Une Création portée par les voix à Verbier
Ouvrage de la dernière maturité de Haydn, La Création retrace les six jours où Dieu façonna le monde à partir du récit biblique et du Paradis perdu de Milton, dans un livret en anglais destiné à Haendel, et traduit en allemand par le baron van Swieten. La puissance de l'inspiration comme la fluidité de la narration ont façonné le succès de la partition dès sa création à Vienne en 1798. Au-delà des questions d'authenticité, Gábor Takács-Nagy et le Verbier Festival Chamber Orchestra s'attachent à la vitalité et aux couleurs d'une musique mêlant séduction mélodique et construction dramatique – l'éclairage des pupitres ne manque pas d'éloquence. Dès le prélude orchestral, la maîtrise des textures se révèlent évidente, sous une baguette qui ne se départira jamais d'une jubilation communicative, jusque dans les sections fuguées parfois serrées, mais toujours lisibles, denses souvent, aérées généralement.
C'est d'ailleurs cette clarté de la lecture, qui ne renonce pas à la chaleur et à la sensualité, qui innerve l'ensemble du plateau, sans parler des choeurs rayonnants du RIAS Kammerchor, sculpturaux dans les grands finaux et d'une irrésistible précision dans l'enlacement des lignes. Les trois solistes des deux premières parties assument les interventions des trois anges, commentant le façonnement de l'univers. Les mots auguraux incombent au Raphaël d'Andreas Bauer. Si les graves de la basse sont bien définis, l'émission très focalisée n'évite pas toujours quelques accents un rien nasaux.
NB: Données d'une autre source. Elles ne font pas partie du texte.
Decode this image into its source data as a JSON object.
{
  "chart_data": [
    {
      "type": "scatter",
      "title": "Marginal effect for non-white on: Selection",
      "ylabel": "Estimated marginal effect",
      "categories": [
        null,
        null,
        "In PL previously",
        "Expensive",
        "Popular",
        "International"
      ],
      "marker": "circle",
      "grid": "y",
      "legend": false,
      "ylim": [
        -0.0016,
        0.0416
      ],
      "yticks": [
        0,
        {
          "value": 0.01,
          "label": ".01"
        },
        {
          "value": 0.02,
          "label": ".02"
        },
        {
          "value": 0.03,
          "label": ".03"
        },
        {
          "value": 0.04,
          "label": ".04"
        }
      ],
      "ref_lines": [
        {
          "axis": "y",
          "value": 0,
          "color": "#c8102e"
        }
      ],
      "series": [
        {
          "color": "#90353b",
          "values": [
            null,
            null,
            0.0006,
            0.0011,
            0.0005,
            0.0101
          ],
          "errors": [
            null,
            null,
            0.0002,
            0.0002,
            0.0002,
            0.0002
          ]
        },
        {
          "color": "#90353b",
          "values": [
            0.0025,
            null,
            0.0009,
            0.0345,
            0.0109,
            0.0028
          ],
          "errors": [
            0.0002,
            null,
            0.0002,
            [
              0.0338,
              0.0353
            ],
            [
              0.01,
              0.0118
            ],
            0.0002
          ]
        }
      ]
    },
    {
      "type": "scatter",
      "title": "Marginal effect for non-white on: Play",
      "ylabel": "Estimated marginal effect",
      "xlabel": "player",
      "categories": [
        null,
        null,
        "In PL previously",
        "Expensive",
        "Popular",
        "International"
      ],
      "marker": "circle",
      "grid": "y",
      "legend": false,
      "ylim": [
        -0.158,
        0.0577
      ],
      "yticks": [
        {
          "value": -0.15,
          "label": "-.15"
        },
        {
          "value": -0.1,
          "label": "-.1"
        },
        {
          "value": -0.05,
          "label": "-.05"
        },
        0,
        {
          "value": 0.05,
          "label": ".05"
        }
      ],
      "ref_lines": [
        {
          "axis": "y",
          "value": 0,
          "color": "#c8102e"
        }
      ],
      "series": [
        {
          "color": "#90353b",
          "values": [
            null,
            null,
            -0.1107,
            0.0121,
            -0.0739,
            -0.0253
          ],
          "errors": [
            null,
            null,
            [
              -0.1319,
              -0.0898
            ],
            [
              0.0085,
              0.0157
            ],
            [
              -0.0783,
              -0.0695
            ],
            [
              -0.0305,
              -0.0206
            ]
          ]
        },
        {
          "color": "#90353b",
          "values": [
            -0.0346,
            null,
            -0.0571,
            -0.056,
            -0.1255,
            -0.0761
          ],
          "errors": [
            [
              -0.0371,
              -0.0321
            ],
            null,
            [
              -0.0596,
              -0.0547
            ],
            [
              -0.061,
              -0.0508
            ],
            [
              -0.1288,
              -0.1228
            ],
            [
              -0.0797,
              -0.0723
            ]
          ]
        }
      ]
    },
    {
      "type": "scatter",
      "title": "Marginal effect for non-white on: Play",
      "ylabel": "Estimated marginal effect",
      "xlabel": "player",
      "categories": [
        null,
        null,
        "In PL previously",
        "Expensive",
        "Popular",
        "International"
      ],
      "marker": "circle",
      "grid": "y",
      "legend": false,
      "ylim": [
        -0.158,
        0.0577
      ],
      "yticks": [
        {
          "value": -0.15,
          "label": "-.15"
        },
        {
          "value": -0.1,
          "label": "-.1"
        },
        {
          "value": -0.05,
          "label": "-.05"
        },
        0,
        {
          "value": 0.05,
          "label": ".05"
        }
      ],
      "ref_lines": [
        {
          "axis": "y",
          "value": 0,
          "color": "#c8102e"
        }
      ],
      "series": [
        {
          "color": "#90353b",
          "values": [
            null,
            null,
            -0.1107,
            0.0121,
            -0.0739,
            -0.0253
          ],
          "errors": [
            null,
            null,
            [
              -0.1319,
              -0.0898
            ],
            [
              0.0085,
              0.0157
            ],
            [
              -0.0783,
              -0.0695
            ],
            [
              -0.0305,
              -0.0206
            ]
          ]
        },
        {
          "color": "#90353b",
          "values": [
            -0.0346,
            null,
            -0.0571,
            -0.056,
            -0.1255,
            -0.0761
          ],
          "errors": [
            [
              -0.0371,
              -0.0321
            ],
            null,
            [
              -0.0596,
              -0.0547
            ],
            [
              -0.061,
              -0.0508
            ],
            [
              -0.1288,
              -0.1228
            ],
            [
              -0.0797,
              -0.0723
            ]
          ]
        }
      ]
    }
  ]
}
Il reste un métier solide, qui s'exprime en particulier dans les prolixes descriptions de la faune, qui distille une sapidité évidente, au-delà de la patente intégrité du matériau.
Remplaçant Pavel Breslik, initialement prévu, Bernard Richter fait valoir un Uriel soigné, à la diction sans reproche – comme ses partenaires au demeurant. Le charme du timbre s'avère vraisemblablement différent, mais le ténor suisse ne se contente pas d'une attention scrupuleuse au texte. On appréciera la santé de l'instrument, la luminosité de la voix qui sait garder une juste distance avec l'affect. Nulle froideur cependant dans cette réserve qui n'altère point l'éclat intelligemment calibré du haut de la tessiture, sans en négliger le corps.
Les oreilles assoiffées de chatoiements privilégieront le Gabriel de Miah Persson. Il est difficile de résister au fruité de la soprano. Le délié de son chant irradie une sensibilité qui n'oublie pas le caractère angélique de son personnage, et métamorphosera son innocence dans la troisième partie, où elle troquera les ailes séraphiques pour la féminité d'Eve. La chair vocale frise juste ce qu'il faut, pour ne pas abîmer le fini délicat du vibrato, lequel se charge de tendresse dans le duo avec l'Adam de son compatriote Peter Mattei, dont on reconnaît l'idiomatique pâte, et le grain riche en harmoniques savoureux. Le legato semble ignorer les assauts de la maturité, et modèle une aisance généreuse que le public ne peut que plébisciter, comme l'ensemble des acteurs d'un concert de haute tenue vocale, sinon musicale tout court.